Il progetto En Route To The South riguarda l’apicoltura nomade messa in rapporto con il nomadismo della migrazione. Sulla superficie di cera di seitelai per api sono impresse le mappe di sei città europee dove l’emigrazione è più forte. Unendoli all’installazione costituita da un’arnia per api, una serie di disegni, un’incisione su cera e un testo a parete, l’artista pone le premesse per uno sviluppo futuro dell’opera, pensato come una serie di workshops per migranti che saranno dedicati all’apicoltura nomade. Condividendo un sapere specifico legato al mestiere dell’apicoltore nomade, l’artista sottolinea l’importanza dell’agricoltura sostenibile e della salvaguardia di specie animali a rischio di estinzione come le api, al fine di consentire la vita alle nuove generazioni. Le opere sono state realizzate dall’artista in collaborazione con Rosario Sorbello.

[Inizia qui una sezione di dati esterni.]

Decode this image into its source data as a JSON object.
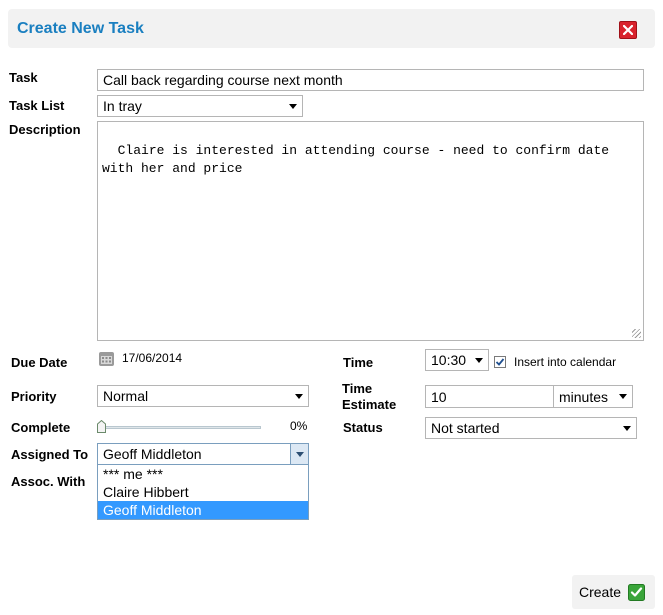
{
  "dialog": {
    "title": "Create New Task"
  },
  "form": {
    "task": {
      "label": "Task",
      "value": "Call back regarding course next month"
    },
    "task_list": {
      "label": "Task List",
      "value": "In tray"
    },
    "description": {
      "label": "Description",
      "value": "Claire is interested in attending course - need to confirm date\nwith her and price"
    },
    "due_date": {
      "label": "Due Date",
      "value": "17/06/2014"
    },
    "priority": {
      "label": "Priority",
      "value": "Normal"
    },
    "complete": {
      "label": "Complete",
      "value_text": "0%",
      "value": 0
    },
    "assigned_to": {
      "label": "Assigned To",
      "value": "Geoff Middleton",
      "options": [
        "*** me ***",
        "Claire Hibbert",
        "Geoff Middleton"
      ],
      "selected_index": 2
    },
    "assoc_with": {
      "label": "Assoc. With"
    },
    "time": {
      "label": "Time",
      "value": "10:30",
      "insert_calendar_label": "Insert into calendar",
      "insert_calendar_checked": true
    },
    "time_estimate": {
      "label_line1": "Time",
      "label_line2": "Estimate",
      "value": "10",
      "unit": "minutes"
    },
    "status": {
      "label": "Status",
      "value": "Not started"
    }
  },
  "footer": {
    "create_label": "Create"
  },
  "colors": {
    "title": "#1a7fc0",
    "close": "#d9232d",
    "selection": "#3399ff",
    "create_icon": "#3aa53a"
  },
  "icons": {
    "close": "close-icon",
    "calendar": "calendar-icon",
    "create": "checkmark-icon",
    "slider": "slider-thumb-icon"
  }
}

Elena Mazzi attualmente vive e lavora a Torino. Tra le mostre personali e collettive si ricordano quelle presso: PAV – Parco Arte Vivente, Torino; der TANK, Basilea; Madre, Napoli; ar/ge kunst, Bolzano; Sodertalje Konsthall, Stoccolma; Whitechapel Gallery, Londra; BOZAR, Bruxelles; Museo del Novecento, Firenze; GAMeC, Bergamo; MAMbo, Bologna; Art Center, Seoul; Palazzo Fortuny, Venezia; GAM, Torino; Fondazione Bevilacqua La Masa; Venezia. È tra i partecipanti alla 14a Biennale di Istanbul e alla 17a Biennale del Mediterraneo. Ha vinto, tra gli altri, di Cantica21, della 7a edizione dell’Italian Council, del XVII Premio Ermanno Casoli, del Premio STEP Beyond, del Premio OnBoard, del Premio VISIO Young Talent Acquisition, del Premio Eneganart, della Borsa di studio illy per Unidee, del Premio Fondazione Sandretto Re Rebaudengo, del Premio Fondazione Lerici, Movin’up.